A Chinese restaurant that promoted clean eating has closed after just eight months in business.

The New York City restaurant, named Lucky Lee's, announced its closure via an Instagram post on Sunday. The establishment's time in business was met with allegations of racism and cultural insensitivity, as the restaurant was opened by a white couple, health coach and chef Arielle Haspel and her husband Lee Haspel.

Lucky Lee's, named after Lee Haspel, offered a casual menu of modified takes on American Chinese fare like General Tso's chicken and lo mein. The menu was developed with an eye to those with dietary restrictions, saying that its offerings were "gluten-free, wheat-free, peanut, cashew and pistachio free... with non-GMO oil, and without refined sugar or food coloring."

Variety of Chinese food
A variety of Chinese dishes thesomegirl / Getty Images

Shortly after Lucky Lee's opened, Haspel received pushback from critics who believed that her marketing language played into existing stereotypes of Chinese restaurants being dirty and unhealthy.

The business' Yelp page was quickly inundated with negative reviews as people rejected the implication that Chinese food could not be healthy and satisfying.

Patrons who ordered food from the restaurant also seemed unsatisfied, with one customer writing on Yelp that their dish tasted like "a suburban mom trying to dress up her steamed broccoli with some ethnic seasoning added at the last minute."
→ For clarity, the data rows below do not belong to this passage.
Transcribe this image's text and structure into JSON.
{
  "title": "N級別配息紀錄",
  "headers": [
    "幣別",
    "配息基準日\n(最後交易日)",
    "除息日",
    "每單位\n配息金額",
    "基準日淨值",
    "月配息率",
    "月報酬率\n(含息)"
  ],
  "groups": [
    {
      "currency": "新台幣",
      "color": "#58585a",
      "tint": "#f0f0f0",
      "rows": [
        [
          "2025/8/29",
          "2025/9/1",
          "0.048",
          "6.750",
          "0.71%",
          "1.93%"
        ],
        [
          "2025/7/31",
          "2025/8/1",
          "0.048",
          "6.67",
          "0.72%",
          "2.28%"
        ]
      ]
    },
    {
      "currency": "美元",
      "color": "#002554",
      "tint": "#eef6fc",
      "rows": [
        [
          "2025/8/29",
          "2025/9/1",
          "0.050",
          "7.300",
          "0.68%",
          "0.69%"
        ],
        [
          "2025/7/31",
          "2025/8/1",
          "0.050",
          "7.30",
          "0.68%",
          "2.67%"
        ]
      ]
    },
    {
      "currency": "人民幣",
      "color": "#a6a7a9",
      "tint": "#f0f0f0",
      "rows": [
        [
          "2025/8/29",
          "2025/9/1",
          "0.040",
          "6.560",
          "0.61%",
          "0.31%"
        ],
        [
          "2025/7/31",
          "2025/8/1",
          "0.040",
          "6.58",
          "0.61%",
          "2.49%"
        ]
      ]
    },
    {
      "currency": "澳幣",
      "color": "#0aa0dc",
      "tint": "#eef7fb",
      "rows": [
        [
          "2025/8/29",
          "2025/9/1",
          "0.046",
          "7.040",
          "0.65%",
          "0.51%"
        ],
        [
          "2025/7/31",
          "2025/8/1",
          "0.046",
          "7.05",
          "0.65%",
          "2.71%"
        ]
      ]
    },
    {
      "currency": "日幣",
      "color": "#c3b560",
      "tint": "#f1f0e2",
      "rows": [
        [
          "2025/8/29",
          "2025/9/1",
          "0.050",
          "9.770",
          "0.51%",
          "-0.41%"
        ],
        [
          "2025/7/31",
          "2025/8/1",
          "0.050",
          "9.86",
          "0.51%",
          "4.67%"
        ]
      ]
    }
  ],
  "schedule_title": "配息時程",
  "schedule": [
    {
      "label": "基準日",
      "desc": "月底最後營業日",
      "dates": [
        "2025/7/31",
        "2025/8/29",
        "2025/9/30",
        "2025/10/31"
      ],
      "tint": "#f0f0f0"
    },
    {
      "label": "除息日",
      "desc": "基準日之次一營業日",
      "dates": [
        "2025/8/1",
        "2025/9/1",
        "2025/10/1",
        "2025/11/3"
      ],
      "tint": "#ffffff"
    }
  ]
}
Haspel rejected criticisms, claiming that her restaurant was being respectful to Chinese cooking traditions, despite posting on her blog that "You know the morning after you go to your favorite chinese restaurant or sushi joint and you feel bloated, your eyes are puffy and your rings hardly fit on your fingers?"
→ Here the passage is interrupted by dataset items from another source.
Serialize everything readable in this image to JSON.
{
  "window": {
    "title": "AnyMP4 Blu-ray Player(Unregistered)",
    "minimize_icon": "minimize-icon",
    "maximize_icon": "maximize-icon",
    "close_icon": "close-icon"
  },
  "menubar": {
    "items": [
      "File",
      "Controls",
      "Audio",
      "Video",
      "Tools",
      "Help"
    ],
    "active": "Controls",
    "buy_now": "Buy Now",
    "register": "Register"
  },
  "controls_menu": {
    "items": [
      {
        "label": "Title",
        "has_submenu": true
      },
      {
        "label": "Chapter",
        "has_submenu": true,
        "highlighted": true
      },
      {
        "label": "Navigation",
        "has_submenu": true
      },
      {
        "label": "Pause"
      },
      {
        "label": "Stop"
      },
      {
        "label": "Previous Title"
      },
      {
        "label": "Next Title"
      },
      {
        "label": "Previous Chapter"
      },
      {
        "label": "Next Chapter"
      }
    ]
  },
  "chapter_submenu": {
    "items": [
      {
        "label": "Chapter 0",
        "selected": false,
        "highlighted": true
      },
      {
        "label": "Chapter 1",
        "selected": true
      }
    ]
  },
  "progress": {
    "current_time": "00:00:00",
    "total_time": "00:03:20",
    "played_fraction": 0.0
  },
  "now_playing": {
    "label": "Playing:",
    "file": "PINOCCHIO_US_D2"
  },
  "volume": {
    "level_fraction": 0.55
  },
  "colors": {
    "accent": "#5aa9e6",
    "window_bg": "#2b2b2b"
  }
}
"There are very few American-Chinese places as mindful about the quality of ingredients as we are," Haspel wrote in an Instagram post. "We're excited to offer it to people who want this type of food, and it can make them feel good and they can workout after and they can feel focused after and it will add to their health."
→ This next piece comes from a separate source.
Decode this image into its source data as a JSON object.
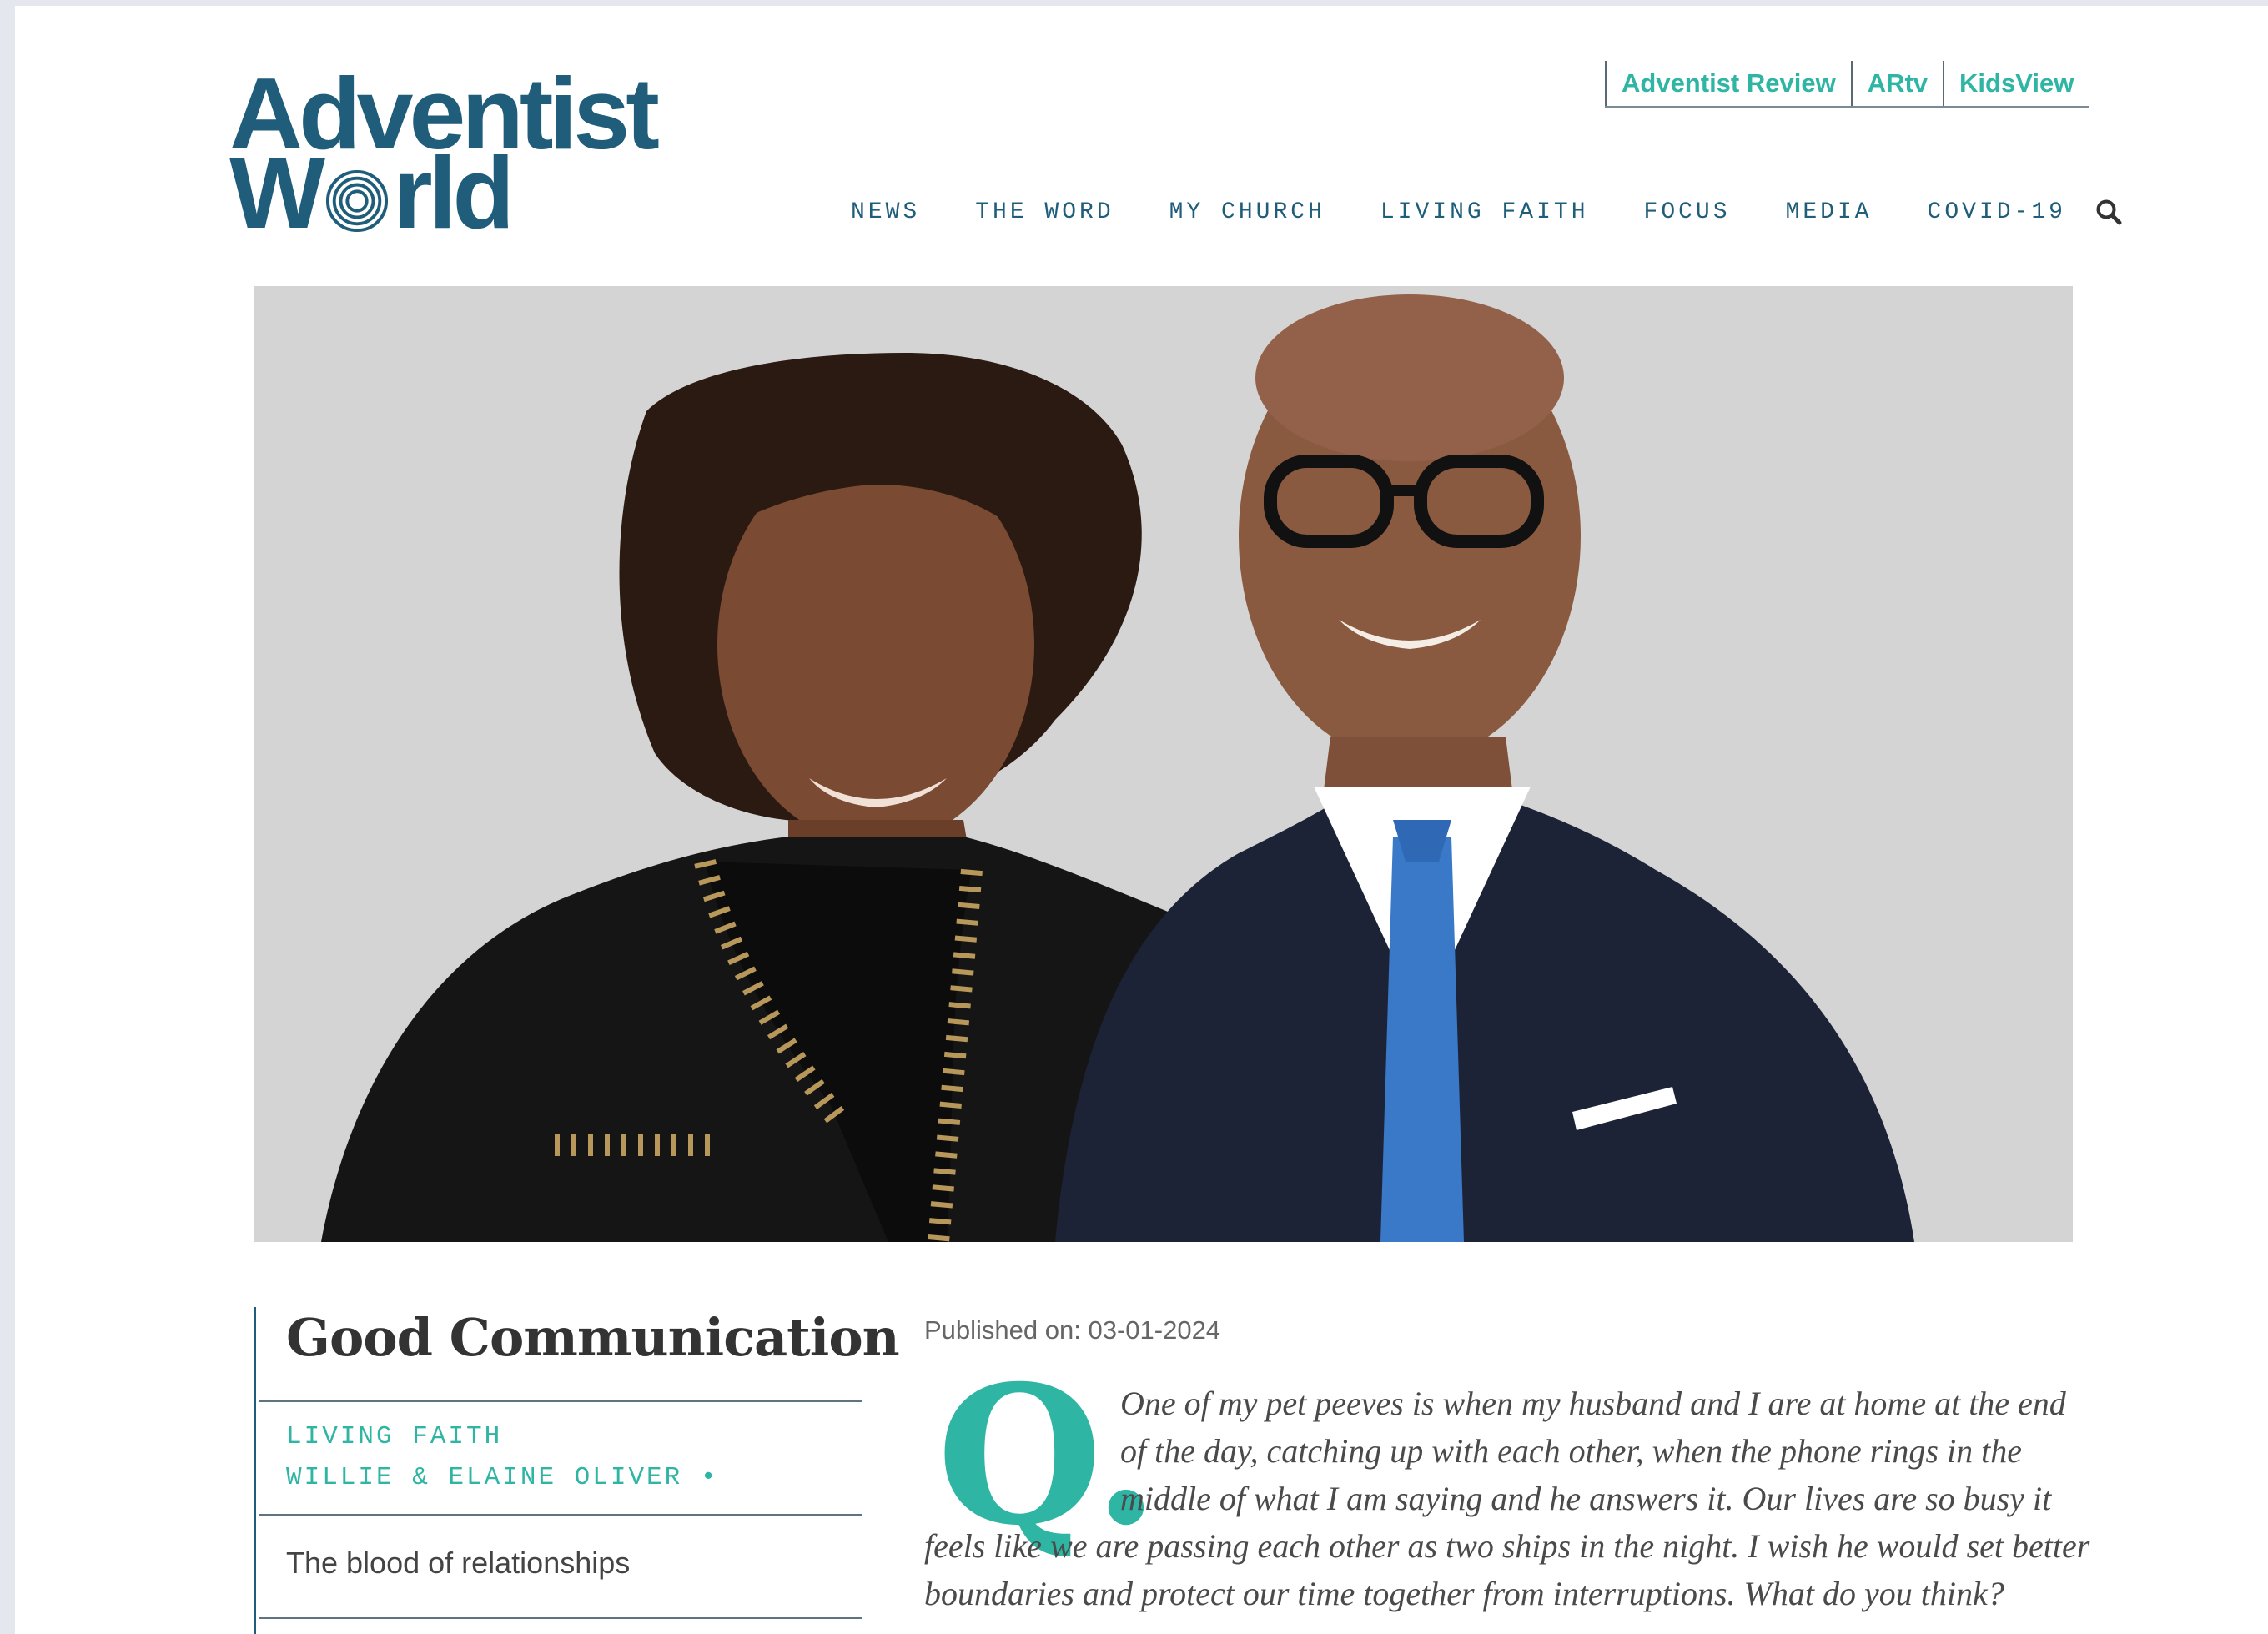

Lucky Lee's marketing also tapped into disproven concerns about MSG, a common ingredient in many Asian cuisines that quickly adds umami and depth of flavor.

The restaurant has disabled comments on their farewell Instagram post.

Haspel's previous food experience came with a stint in nutrition school and gigs as the host of two online cooking shows. She also runs a wellness jewelry company, The I Love Me Collection, that sells rings and necklaces "to inspire women to love themselves and treat themselves well."

Chinese-influenced restaurants owned by non-Chinese people often come under fire. When celebrity chef Gordon Ramsay opened his "authentic Asian eating house" Lucky Cat in London this summer, he was criticized for not having a single person of Asian descent in the kitchen, as well as insensitive cocktails like the "Lucky Geisha."

New York is notorious as a city for new restaurants to survive in. According to a 2011 study, 80 percent of eateries in the city close in the first five years of operation.